As much as economics matters, it’s impossible to discuss ties between the two countries without considering the Taliban-shaped elephant in the room. We have a long history of support for them.
Our story on the Taliban has more plot twists than the standard tear-jerking soap opera. Sometimes we are supporting the Taliban because they bring stability to the country. But then we aren’t actually supporting the Afghan Taliban; we just can’t take action against them because the TTP is the bigger problem right now. No wait, we are taking the fighting to them and have driven them out of the country thanks to Zarb-e-Azb. And if we get tired of juggling justifications, we just accuse them of doing the same thing and supporting the TTP.

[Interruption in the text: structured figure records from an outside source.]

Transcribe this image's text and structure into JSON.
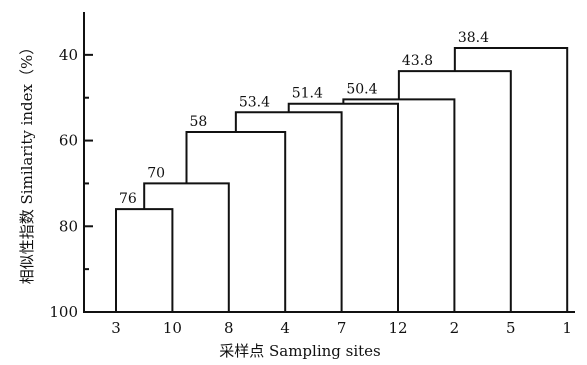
{
  "chart_data": {
    "type": "dendrogram",
    "title": "",
    "xlabel": "采样点 Sampling sites",
    "ylabel": "相似性指数 Similarity index（%）",
    "y_axis": {
      "inverted": true,
      "ylim": [
        30,
        100
      ],
      "ticks": [
        {
          "value": 40,
          "label": "40"
        },
        {
          "value": 60,
          "label": "60"
        },
        {
          "value": 80,
          "label": "80"
        },
        {
          "value": 100,
          "label": "100"
        }
      ],
      "minor_ticks": [
        50,
        70,
        90
      ]
    },
    "leaves": [
      {
        "id": "s3",
        "label": "3"
      },
      {
        "id": "s10",
        "label": "10"
      },
      {
        "id": "s8",
        "label": "8"
      },
      {
        "id": "s4",
        "label": "4"
      },
      {
        "id": "s7",
        "label": "7"
      },
      {
        "id": "s12",
        "label": "12"
      },
      {
        "id": "s2",
        "label": "2"
      },
      {
        "id": "s5",
        "label": "5"
      },
      {
        "id": "s1",
        "label": "1"
      }
    ],
    "merges": [
      {
        "id": "m1",
        "left": "s3",
        "right": "s10",
        "similarity": 76,
        "label": "76"
      },
      {
        "id": "m2",
        "left": "m1",
        "right": "s8",
        "similarity": 70,
        "label": "70"
      },
      {
        "id": "m3",
        "left": "m2",
        "right": "s4",
        "similarity": 58,
        "label": "58"
      },
      {
        "id": "m4",
        "left": "m3",
        "right": "s7",
        "similarity": 53.4,
        "label": "53.4"
      },
      {
        "id": "m5",
        "left": "m4",
        "right": "s12",
        "similarity": 51.4,
        "label": "51.4"
      },
      {
        "id": "m6",
        "left": "m5",
        "right": "s2",
        "similarity": 50.4,
        "label": "50.4"
      },
      {
        "id": "m7",
        "left": "m6",
        "right": "s5",
        "similarity": 43.8,
        "label": "43.8"
      },
      {
        "id": "m8",
        "left": "m7",
        "right": "s1",
        "similarity": 38.4,
        "label": "38.4"
      }
    ]
  }
}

The militancy problem also plays in to the perceptions both countries have of each other. Pakistan can be justified in pointing out that the world hardly seems concerned that Mullah Fazlullah and his merry band of marauding militants have been able to live peacefully in the Kunar province and other bordering provinces of Afghanistan for so long. We can also point out to Afghan intelligence being caught paying TTP militants. The problem, once again, is that we seem to have no empathy and lots of projection.

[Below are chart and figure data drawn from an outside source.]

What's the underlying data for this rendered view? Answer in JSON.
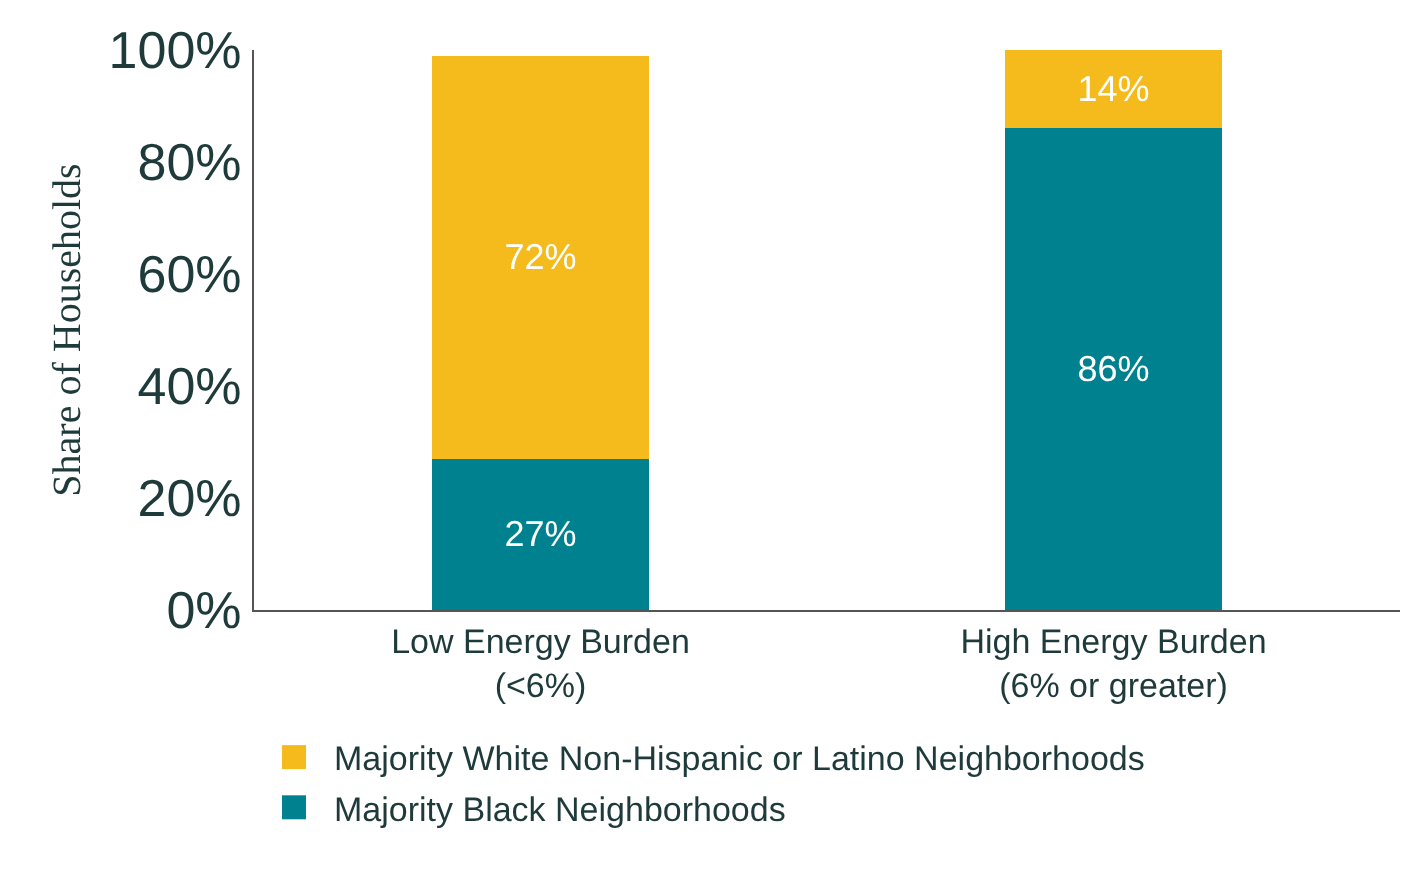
{
  "chart_data": {
    "type": "bar",
    "stacked": true,
    "ylabel": "Share of Households",
    "categories": [
      "Low Energy Burden\n(<6%)",
      "High Energy Burden\n(6% or greater)"
    ],
    "series": [
      {
        "name": "Majority Black Neighborhoods",
        "color": "#00818f",
        "values": [
          27,
          86
        ],
        "value_labels": [
          "27%",
          "86%"
        ]
      },
      {
        "name": "Majority White Non-Hispanic or Latino Neighborhoods",
        "color": "#f5bb1c",
        "values": [
          72,
          14
        ],
        "value_labels": [
          "72%",
          "14%"
        ]
      }
    ],
    "ylim": [
      0,
      100
    ],
    "yticks": [
      {
        "value": 0,
        "label": "0%"
      },
      {
        "value": 20,
        "label": "20%"
      },
      {
        "value": 40,
        "label": "40%"
      },
      {
        "value": 60,
        "label": "60%"
      },
      {
        "value": 80,
        "label": "80%"
      },
      {
        "value": 100,
        "label": "100%"
      }
    ],
    "grid": false,
    "legend": "bottom"
  }
}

Conversely, Afghanistan does exactly the same thing with Pakistan. It accuses us of not properly manning the border – the not-too-veiled implication being that we want to facilitate the movement of Taliban fighters into Afghanistan – and then lashes out when we try to build a border gate at the Torkham crossing and demand identification from those entering Pakistan. This is also yet another case of the two countries petulantly trying to make life as difficult as possible for each other while maintaining plausible deniability.
Afghanistan can say it just doesn’t have the resources or ability to smoke out Fazlullah but we know they would rather he hang around and annoy Pakistan. Pakistan can claim it only wants to properly police the border but Afghanistan knows we want to squeeze them where it hurts by making it difficult for Afghans who work in Pakistan from crossing over and preventing refugees from meeting their families.
It is these refugees who have become pawns in Pakistan’s attitude towards Afghanistan. That we still call people who have, in some cases, been living in the country for decades, refugees rather than citizens should be scandalous enough. But our treatment of Afghans in Pakistan changes based on political calculation of ties with Afghanistan. When Ashraf blames Pakistan for militant attacks, spineless script-reading politicians suddenly sprout up to accuse refugees of bringing drugs, guns and violence to our previously pure shores. When we want some leverage with the international community over our hope to lead peace talks with the Afghan Taliban, we offer the refugees an extension of a few months before we will repatriate them. The refugees, most of whom are only refugees because we helped the US prove that Afghanistan is the graveyard of empires by trying to make the entire country one giant graveyard, are just props in our political problems of the day.
Our Afghan policy, if a hodgepodge of belligerent nationalism and paranoia can be called a policy, suffers the singular problem of our not caring about Afghanistan or its people. For all the shared heritage between its people, Pakistan has never tried to understand Afghanistan or its culture. We do not need to agree with Afghanistan on all, or even most issues. We just need to start treating it as a country, and not an extension of our political hang-ups.
The writer is a journalist based in Karachi.